Numbers and mathematics underpin the natural world, its forces, and—perhaps most important during the NFL playoffs—the games played by us sports-minded homo sapiens. My eminent Sports Illustrated colleague Jon Wertheim has written a great new book with equally eminent mathematician Tobias Moskowitz of the University of Chicago business school that will change the way you look at sports and enhance your understanding of numbers, math and probability.
An excerpt ran in the Jan. 17 issue of SI on the subject of home field advantage. Why might the Chicago Bears and Pittsburgh Steelers have the edge in this weekend's games against the Green Bay Packers and New York Jets? Read and find out. If you're eager to get the book and don't pick it up sooner, we'll have it for sale at The Naturalist's Notebook this summer as part of our look at nature's numbers.
A smart, enthusiastic, funny young woman named Vi Hart has gotten media attention this week for her highly creative efforts—and youtube videos—on how doodling can make math more fun and accessible. It will make you want to pull out a pencil and paper. Take the time to check this out: http://scienceblogs.com/deanscorner/2011/01/doodling_in_math_class_sir_isa.php
An Animal Puzzle to Test Your Noodle
This is a classic one. Helpful hint: The answer is a whole number, not a fraction: Haretown and Tortoiseville are 55 miles apart. A hare travels at 9 miles per hour from Haretown to Tortoiseville, while a tortoise travels at 2 miles per hour from Tortoiseville to Haretown.

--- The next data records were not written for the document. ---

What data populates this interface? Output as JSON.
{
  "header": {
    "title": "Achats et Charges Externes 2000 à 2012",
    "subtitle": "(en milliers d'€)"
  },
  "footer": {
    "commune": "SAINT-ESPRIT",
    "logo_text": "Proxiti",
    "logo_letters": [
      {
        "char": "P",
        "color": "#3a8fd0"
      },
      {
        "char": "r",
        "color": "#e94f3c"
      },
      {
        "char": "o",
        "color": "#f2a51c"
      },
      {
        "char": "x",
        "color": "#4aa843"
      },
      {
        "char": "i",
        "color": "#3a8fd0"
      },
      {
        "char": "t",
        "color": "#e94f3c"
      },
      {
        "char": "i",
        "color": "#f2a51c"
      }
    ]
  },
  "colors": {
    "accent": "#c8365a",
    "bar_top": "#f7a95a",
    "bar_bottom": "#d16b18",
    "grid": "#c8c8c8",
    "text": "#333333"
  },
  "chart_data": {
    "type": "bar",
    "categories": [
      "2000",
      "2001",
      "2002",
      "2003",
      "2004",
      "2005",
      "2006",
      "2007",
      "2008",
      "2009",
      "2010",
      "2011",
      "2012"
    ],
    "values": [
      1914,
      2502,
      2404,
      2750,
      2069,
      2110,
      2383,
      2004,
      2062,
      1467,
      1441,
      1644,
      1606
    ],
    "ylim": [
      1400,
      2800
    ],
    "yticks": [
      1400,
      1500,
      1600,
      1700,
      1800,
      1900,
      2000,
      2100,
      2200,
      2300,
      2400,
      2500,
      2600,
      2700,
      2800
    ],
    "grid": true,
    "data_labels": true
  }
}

If both set out at the same time, how many miles will the hare have to travel before meeting the tortoise en route? (Answer will be revealed in the next blog post.)
Today's Birthdays:
Joy Adamson, the Czech-born naturalist, artist and author who wrote Born Free, would have been 111 years old today. She's most famous for having raised Elsa, a lioness cub who was orphaned when Adamson's husband, a game warden in Kenya, shot its mother when charged by the animal. It's been many years since I've watched the Academy Award-winning movie Born Free. This week might be a good time to see if it's available on Netflix or elsewhere.
Andre-Marie Ampere, the French physicist who discovered how electricity and magnetism interact—and thus invented the science of electromagnetism—would have been 236 today. His discovery was the first step in our finding out that the Earth itself is a giant, metal-core electromagnet, with a magnetic field that birds (and probably certain other animals) can sense. Despite family tragedy (his father, a justice of the peace, was executed during the French Revolution, when Andre was a teenager), Ampere advanced our knowledge so much that a unit of electricity known as the ampere, or amp, is named for him.